UN human rights chief Michelle Bachelet calls environment threats 'greatest challenge to human rights'text_fields
The UN High Commissioner for Human Rights Michelle Bachelet on Monday said that environmental threats from pollution and climate change will soon become the biggest challenge to human rights. She was speaking at the opening of the 48th session of the UN Human Rights Council in Geneva.
Talking to the UN Council, Michelle Bachelet warned that these environmental threats will intensify to constitute the single greatest challenge to human rights of our era and added that these threats are causing and deepening conflicts across the world.
She called climate change, pollution, and nature loss "the triple planetary crises" and pointed out the recent "extreme and murderous" climate events such as fires in Siberia and California, and floods in China, Germany, and Turkey. The UN Rights Chief noted that drought was potentially forcing millions of people into misery, hunger, and displacement.
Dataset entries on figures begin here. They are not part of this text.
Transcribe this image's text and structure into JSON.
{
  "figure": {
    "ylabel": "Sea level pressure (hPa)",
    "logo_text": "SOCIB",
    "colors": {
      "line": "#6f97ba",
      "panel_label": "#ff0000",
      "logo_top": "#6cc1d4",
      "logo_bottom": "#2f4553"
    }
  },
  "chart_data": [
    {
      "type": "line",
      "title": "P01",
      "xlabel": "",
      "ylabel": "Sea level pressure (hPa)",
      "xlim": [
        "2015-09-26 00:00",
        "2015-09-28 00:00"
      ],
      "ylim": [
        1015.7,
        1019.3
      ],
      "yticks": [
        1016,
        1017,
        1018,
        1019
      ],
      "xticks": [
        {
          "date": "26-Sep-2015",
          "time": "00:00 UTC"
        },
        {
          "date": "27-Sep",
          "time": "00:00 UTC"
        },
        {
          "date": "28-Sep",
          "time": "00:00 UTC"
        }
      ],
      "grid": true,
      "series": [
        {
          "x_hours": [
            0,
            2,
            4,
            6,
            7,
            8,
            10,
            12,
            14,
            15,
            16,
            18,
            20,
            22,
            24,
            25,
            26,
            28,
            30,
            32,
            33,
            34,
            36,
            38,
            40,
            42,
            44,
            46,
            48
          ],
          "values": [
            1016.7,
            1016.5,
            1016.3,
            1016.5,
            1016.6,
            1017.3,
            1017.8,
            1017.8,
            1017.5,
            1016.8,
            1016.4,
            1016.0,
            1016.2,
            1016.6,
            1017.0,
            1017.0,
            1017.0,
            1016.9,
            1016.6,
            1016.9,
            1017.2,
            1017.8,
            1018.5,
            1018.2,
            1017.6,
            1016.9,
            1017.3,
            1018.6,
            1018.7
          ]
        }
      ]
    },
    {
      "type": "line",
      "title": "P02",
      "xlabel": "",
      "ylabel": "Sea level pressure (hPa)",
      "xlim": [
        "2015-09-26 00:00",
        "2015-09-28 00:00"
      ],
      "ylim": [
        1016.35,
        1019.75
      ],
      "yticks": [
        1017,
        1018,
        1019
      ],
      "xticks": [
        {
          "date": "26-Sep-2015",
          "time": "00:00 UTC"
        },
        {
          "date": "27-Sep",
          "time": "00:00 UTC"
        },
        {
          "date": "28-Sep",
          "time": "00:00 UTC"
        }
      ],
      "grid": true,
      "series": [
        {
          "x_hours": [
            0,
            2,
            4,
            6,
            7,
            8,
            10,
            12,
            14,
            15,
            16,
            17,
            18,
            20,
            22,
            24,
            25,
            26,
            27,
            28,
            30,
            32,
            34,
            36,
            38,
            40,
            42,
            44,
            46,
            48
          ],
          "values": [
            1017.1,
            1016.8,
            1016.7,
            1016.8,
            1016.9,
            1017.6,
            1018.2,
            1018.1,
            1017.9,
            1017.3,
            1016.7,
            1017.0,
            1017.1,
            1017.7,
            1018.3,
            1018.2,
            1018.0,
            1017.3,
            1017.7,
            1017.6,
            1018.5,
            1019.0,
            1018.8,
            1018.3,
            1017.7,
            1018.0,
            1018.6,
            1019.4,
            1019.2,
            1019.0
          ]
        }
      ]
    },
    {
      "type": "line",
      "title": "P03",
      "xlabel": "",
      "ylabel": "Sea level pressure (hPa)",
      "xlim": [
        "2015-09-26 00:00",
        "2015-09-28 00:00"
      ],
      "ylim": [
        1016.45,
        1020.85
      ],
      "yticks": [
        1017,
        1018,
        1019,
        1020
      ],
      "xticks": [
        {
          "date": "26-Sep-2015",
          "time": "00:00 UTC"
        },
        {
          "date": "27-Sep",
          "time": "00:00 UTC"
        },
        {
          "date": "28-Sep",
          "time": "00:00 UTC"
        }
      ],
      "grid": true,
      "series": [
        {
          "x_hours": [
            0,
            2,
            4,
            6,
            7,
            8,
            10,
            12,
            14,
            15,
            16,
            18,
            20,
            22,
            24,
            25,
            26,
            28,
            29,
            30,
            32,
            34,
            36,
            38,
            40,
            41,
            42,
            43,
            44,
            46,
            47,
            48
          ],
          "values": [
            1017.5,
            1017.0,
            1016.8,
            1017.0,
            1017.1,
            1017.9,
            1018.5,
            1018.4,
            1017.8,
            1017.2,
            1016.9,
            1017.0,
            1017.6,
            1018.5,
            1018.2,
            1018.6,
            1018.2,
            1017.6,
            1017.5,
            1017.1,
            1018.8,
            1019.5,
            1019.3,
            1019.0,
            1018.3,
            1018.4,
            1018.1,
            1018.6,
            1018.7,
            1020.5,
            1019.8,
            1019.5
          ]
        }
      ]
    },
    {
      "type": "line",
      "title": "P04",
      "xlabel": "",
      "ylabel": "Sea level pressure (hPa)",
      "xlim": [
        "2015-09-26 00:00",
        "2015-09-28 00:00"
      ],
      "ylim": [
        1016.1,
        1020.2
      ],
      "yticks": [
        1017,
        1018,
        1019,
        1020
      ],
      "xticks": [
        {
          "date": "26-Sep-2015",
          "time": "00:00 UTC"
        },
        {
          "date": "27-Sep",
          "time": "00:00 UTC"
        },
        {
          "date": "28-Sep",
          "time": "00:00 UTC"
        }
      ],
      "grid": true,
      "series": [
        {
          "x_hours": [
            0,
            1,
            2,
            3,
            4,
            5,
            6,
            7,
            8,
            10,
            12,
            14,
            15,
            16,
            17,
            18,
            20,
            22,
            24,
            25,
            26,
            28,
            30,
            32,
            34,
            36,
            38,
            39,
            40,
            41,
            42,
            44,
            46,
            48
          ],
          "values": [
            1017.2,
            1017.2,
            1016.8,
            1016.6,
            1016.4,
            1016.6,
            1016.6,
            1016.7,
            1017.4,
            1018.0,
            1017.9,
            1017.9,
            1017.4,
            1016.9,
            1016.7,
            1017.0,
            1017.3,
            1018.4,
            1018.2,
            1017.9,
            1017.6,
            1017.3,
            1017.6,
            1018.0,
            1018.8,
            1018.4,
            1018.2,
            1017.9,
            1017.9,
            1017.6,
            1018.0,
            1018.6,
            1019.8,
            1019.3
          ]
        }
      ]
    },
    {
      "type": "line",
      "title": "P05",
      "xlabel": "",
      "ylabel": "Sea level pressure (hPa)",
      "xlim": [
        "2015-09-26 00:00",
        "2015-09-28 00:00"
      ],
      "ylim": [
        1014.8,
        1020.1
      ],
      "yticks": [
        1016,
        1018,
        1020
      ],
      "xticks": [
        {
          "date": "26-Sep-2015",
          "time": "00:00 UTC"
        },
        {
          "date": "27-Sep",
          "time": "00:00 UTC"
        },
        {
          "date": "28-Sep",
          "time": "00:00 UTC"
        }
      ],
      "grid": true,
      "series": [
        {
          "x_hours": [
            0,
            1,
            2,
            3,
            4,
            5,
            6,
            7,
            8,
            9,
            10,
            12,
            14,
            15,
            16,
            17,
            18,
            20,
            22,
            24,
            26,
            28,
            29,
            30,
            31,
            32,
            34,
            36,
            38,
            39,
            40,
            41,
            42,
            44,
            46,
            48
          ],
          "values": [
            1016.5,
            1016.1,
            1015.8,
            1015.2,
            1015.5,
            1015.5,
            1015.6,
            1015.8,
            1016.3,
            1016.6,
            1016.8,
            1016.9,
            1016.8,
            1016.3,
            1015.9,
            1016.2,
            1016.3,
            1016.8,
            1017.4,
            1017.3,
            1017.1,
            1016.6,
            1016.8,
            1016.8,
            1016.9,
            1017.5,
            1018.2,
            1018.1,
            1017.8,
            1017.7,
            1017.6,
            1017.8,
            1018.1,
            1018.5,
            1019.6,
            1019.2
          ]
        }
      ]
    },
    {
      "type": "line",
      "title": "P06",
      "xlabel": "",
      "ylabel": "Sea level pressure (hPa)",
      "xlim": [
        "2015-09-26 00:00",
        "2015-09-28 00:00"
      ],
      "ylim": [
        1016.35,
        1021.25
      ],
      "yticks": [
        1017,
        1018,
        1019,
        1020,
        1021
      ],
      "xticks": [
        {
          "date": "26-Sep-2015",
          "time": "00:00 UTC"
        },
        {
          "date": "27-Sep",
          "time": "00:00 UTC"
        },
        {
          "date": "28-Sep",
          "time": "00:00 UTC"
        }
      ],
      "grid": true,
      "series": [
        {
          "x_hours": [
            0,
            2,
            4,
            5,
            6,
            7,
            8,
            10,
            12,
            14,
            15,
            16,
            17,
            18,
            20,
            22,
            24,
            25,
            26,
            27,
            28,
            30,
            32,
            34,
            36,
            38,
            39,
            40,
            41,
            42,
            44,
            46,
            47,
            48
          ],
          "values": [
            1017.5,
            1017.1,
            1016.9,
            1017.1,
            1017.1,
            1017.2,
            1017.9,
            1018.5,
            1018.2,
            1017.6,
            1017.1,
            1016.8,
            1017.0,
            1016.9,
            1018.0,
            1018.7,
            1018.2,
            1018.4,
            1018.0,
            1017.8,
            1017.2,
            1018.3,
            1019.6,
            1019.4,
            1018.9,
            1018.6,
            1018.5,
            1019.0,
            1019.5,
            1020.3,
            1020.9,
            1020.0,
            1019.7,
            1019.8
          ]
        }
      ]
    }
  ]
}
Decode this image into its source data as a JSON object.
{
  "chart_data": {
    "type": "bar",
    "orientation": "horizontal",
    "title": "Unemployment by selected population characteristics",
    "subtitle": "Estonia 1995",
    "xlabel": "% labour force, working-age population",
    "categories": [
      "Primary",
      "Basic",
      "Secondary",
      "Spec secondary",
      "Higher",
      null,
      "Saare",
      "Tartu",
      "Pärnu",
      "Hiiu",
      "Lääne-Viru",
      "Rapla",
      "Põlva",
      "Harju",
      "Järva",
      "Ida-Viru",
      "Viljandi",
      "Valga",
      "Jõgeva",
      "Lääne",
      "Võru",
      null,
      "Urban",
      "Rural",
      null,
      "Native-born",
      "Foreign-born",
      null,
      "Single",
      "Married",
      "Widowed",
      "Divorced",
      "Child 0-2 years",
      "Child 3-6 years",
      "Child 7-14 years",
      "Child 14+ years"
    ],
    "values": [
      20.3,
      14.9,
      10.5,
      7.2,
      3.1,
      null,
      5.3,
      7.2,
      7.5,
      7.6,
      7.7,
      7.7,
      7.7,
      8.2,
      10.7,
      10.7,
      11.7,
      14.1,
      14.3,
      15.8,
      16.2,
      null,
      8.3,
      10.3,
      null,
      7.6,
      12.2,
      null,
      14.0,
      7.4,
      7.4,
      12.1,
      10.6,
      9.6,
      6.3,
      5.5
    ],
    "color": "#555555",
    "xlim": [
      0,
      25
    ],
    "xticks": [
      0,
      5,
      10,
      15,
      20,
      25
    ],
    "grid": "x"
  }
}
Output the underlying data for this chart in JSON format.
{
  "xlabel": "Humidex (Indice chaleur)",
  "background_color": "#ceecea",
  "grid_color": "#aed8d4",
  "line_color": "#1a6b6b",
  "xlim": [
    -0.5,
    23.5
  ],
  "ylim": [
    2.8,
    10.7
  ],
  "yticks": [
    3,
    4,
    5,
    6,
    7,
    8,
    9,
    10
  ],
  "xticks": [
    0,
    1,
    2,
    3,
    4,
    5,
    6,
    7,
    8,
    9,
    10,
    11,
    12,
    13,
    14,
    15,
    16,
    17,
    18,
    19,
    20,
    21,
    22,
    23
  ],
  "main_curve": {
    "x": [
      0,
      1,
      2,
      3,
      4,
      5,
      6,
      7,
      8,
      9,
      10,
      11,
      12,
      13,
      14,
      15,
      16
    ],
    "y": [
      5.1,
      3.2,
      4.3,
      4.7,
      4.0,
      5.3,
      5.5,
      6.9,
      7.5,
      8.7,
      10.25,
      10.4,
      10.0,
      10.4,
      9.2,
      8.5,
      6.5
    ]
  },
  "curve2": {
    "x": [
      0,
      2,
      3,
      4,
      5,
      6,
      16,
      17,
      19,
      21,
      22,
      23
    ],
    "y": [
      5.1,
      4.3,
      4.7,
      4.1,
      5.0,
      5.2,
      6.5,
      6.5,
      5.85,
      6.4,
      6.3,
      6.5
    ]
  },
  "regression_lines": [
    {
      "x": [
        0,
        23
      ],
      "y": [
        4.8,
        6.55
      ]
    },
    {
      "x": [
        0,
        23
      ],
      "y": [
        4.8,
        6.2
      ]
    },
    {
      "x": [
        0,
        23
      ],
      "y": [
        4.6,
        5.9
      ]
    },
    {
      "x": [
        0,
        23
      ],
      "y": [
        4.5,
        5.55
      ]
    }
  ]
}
"The interlinked crises of pollution, climate change, and biodiversity act as threat multipliers amplifying conflicts, tensions, and structural inequalities, and forcing people into increasingly vulnerable situations," said Bachelet.
"We must set the bar higher – indeed, our common future depends on it," she added. She also noted that countries are consistently failing to take the necessary action to curb climate change.
She also stated that these threats were already "directly and severely impacting a broad range of rights, including the rights to adequate food, water, education, housing, health, development, and even life itself.
"Environmental damage usually hurts the poorest people and nations the most, as they often have the least capacity to respond," said the former Chilean president.
Bachelet said that addressing the environmental crisis is "a humanitarian imperative, a human rights imperative, a peace-building imperative and a development imperative". She added that it is doable and her office would push for more ambitious, rights-based commitments.
The 47-member United Nations Human Rights Council has started its four-week session which will discuss the human rights records of over 40 countries. Nearly 90 reports on a wide range of thematic issues will be presented.